Perhaps the farthest-flung from traditional architecture media are the Biennial’s performances – effectively, dances about architecture. Bryony Roberts collaborated with South Shore Drill Team's Asher Waldron to choreograph a routine in Chicago’s Federal Plaza, flanked by Mies van der Rohes, and scored by a melange of Phillip Glass and House music. The short performance took place at the end of the workday, leaving many commuting Chicagoans confused but transfixed (see video at the bottom of the feature).

Andres Jaque, from the provocatively titled Office for Political Innovation, staged a play at the Chicago Athletic Association inspired by Eames’ “Powers of 10” film (incidentally, completed the same year as Tigerman’s conference). Through papier-mâché puppets and human-sized cardboard dioramas, “Superpowers of 10” aspired to illustrate how design is at the root cause of contemporary cultures’ injustices. While a bit clumsily polemic at times, the freshness of the elementary school play aesthetic won out.

 

"provoke a strong feeling of new potentials and optimism for what the profession is capable of" 

While entirely charming and curios in their own right, these performances may befuddle the general public even more when it comes to forming a more coherent idea of architecture today. And making the Biennial accessible, particularly in an exhibitionary context where the intellectual bar is set pretty high, is exceedingly important should the Cultural Plan succeed in waxing a brighter shine onto Chicago’s status as an architecture destination. I’m not entirely convinced that the average person walking into the Cultural Center will leave feeling that they understand architecture (or architects) any better, but the performances provoke a strong feeling of new potentials and optimism for what the profession is capable of doing.

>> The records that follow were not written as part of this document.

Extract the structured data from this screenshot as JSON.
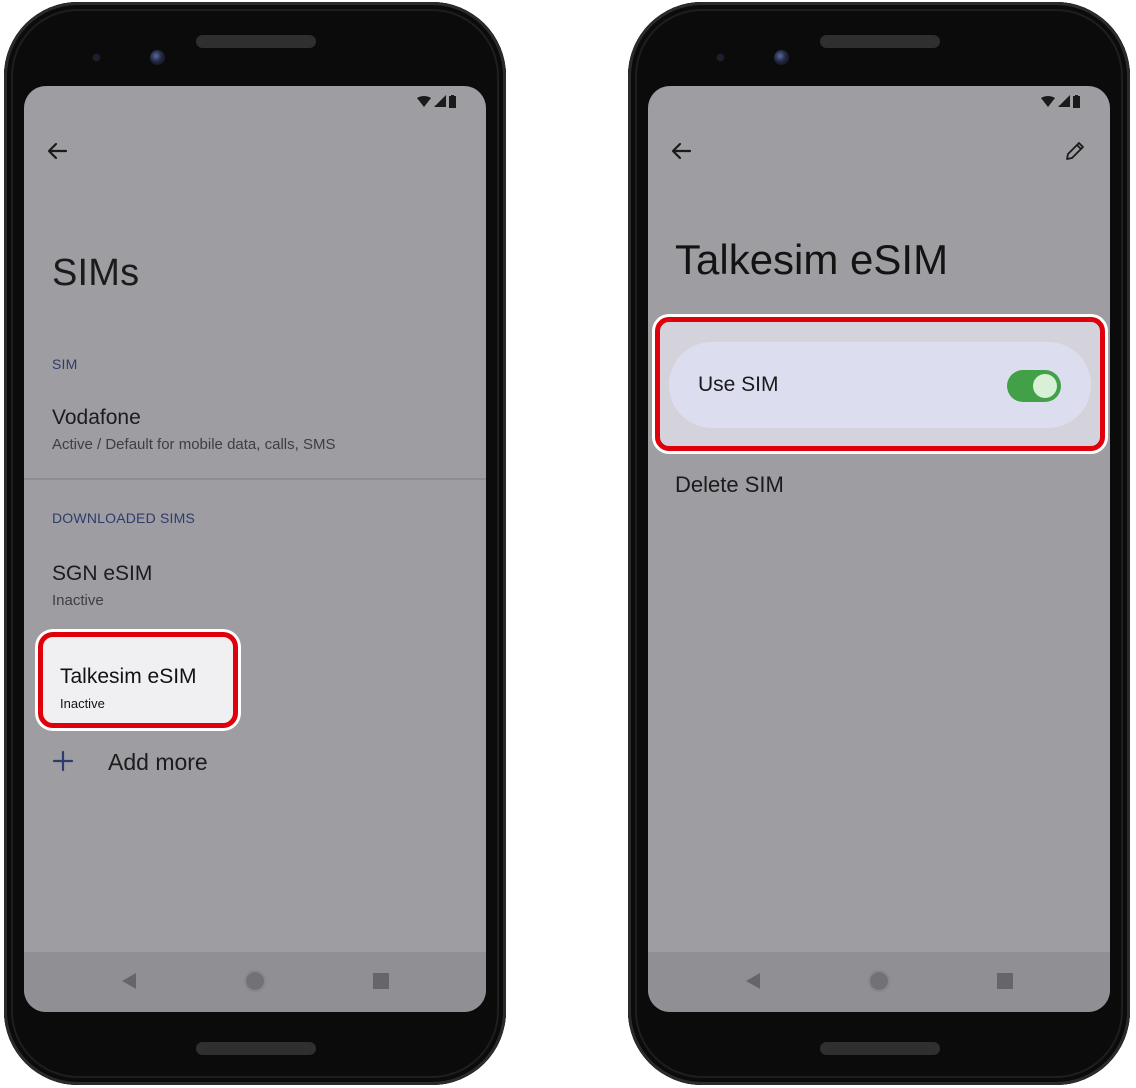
{
  "left_screen": {
    "title": "SIMs",
    "sim_section": {
      "header": "SIM",
      "items": [
        {
          "name": "Vodafone",
          "status": "Active / Default for mobile data, calls, SMS"
        }
      ]
    },
    "downloaded_section": {
      "header": "DOWNLOADED SIMS",
      "items": [
        {
          "name": "SGN eSIM",
          "status": "Inactive"
        },
        {
          "name": "Talkesim eSIM",
          "status": "Inactive",
          "highlighted": true
        }
      ]
    },
    "add_more_label": "Add more"
  },
  "right_screen": {
    "title": "Talkesim eSIM",
    "use_sim": {
      "label": "Use SIM",
      "enabled": true
    },
    "delete_label": "Delete SIM"
  },
  "icons": {
    "back": "back-arrow-icon",
    "edit": "pencil-icon",
    "add": "plus-icon",
    "status": [
      "wifi-icon",
      "signal-icon",
      "battery-icon"
    ],
    "nav": [
      "nav-back-icon",
      "nav-home-icon",
      "nav-recents-icon"
    ]
  },
  "colors": {
    "highlight_border": "#e0000b",
    "toggle_on": "#41a048",
    "section_header": "#2e3c6d",
    "screen_bg": "#9e9da2"
  }
}
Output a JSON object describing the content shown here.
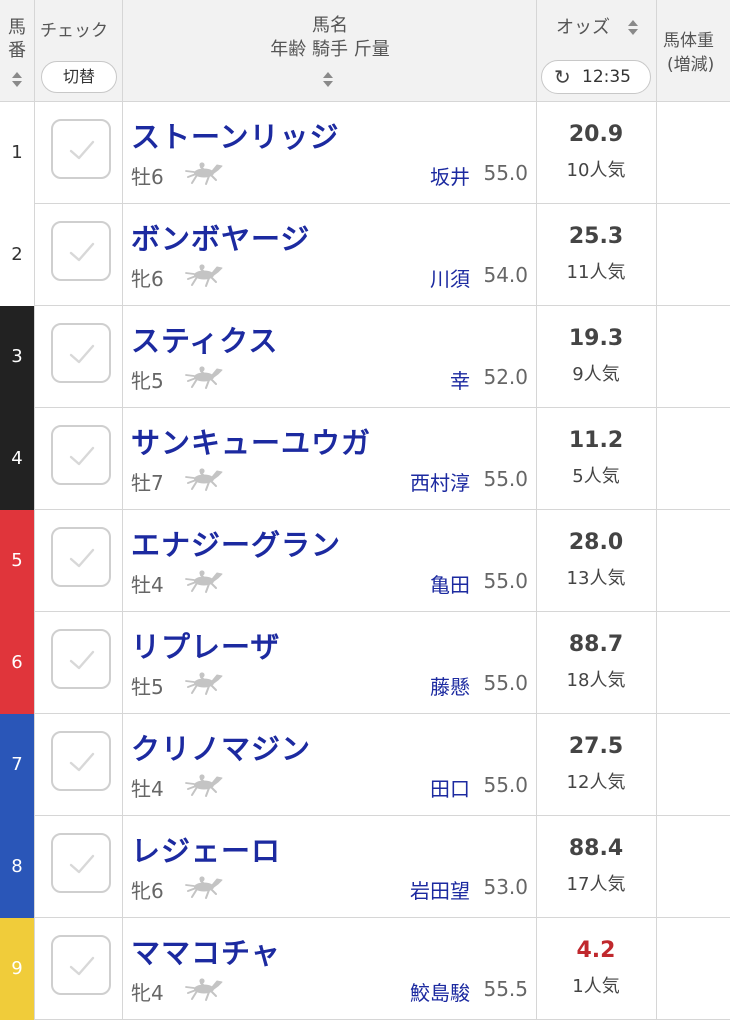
{
  "header": {
    "num_line1": "馬",
    "num_line2": "番",
    "check_label": "チェック",
    "toggle_label": "切替",
    "name_label": "馬名",
    "sub_label": "年齢 騎手 斤量",
    "odds_label": "オッズ",
    "refresh_icon": "refresh-icon",
    "refresh_time": "12:35",
    "weight_line1": "馬体重",
    "weight_line2": "(増減)"
  },
  "colors": {
    "name_blue": "#1c2aa0",
    "favorite_red": "#c0282d"
  },
  "horses": [
    {
      "num": "1",
      "name": "ストーンリッジ",
      "sex_age": "牡6",
      "jockey": "坂井",
      "weight": "55.0",
      "odds": "20.9",
      "popularity": "10人気",
      "frame_color": "#ffffff",
      "num_color": "#333333",
      "favorite": false
    },
    {
      "num": "2",
      "name": "ボンボヤージ",
      "sex_age": "牝6",
      "jockey": "川須",
      "weight": "54.0",
      "odds": "25.3",
      "popularity": "11人気",
      "frame_color": "#ffffff",
      "num_color": "#333333",
      "favorite": false
    },
    {
      "num": "3",
      "name": "スティクス",
      "sex_age": "牝5",
      "jockey": "幸",
      "weight": "52.0",
      "odds": "19.3",
      "popularity": "9人気",
      "frame_color": "#222222",
      "num_color": "#ffffff",
      "favorite": false
    },
    {
      "num": "4",
      "name": "サンキューユウガ",
      "sex_age": "牡7",
      "jockey": "西村淳",
      "weight": "55.0",
      "odds": "11.2",
      "popularity": "5人気",
      "frame_color": "#222222",
      "num_color": "#ffffff",
      "favorite": false
    },
    {
      "num": "5",
      "name": "エナジーグラン",
      "sex_age": "牡4",
      "jockey": "亀田",
      "weight": "55.0",
      "odds": "28.0",
      "popularity": "13人気",
      "frame_color": "#e0353b",
      "num_color": "#ffffff",
      "favorite": false
    },
    {
      "num": "6",
      "name": "リプレーザ",
      "sex_age": "牡5",
      "jockey": "藤懸",
      "weight": "55.0",
      "odds": "88.7",
      "popularity": "18人気",
      "frame_color": "#e0353b",
      "num_color": "#ffffff",
      "favorite": false
    },
    {
      "num": "7",
      "name": "クリノマジン",
      "sex_age": "牡4",
      "jockey": "田口",
      "weight": "55.0",
      "odds": "27.5",
      "popularity": "12人気",
      "frame_color": "#2a56b8",
      "num_color": "#ffffff",
      "favorite": false
    },
    {
      "num": "8",
      "name": "レジェーロ",
      "sex_age": "牝6",
      "jockey": "岩田望",
      "weight": "53.0",
      "odds": "88.4",
      "popularity": "17人気",
      "frame_color": "#2a56b8",
      "num_color": "#ffffff",
      "favorite": false
    },
    {
      "num": "9",
      "name": "ママコチャ",
      "sex_age": "牝4",
      "jockey": "鮫島駿",
      "weight": "55.5",
      "odds": "4.2",
      "popularity": "1人気",
      "frame_color": "#f0cc3a",
      "num_color": "#ffffff",
      "favorite": true
    }
  ]
}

Granted, this deferral to architecture’s multitudes can get tiresome, or seem like it’s dodging any conclusive statements about the profession today. But really, insisting on any comprehensive analysis of such a large, diverse event would gloss over lines that should be blurrily drawn, between art and architecture, practice and research, technology and craftsmanship. What the Biennial makes clear is that architects today do not feel beholden to any strict form of practice – the these designers base their work around issues, not program, and as such handle a diversity of media that (for the most part) thumbs its nose at plan drawings and models.

 

And this is where the Biennial neatly evolves with its 1977 namesake. The first “The State of the Art of Architecture” referred to rustlings of a kind of existential crisis in the profession in the wake of modernism’s deflated promises. Whereas architects in this Biennial, “whose intellectual zest is only surpassed by their optimism” according to Tigerman himself, seem to happily eschew any “-isms” in favor of new applications and a wider field of practice. There are no easy answers here, but some much needed fresh questions.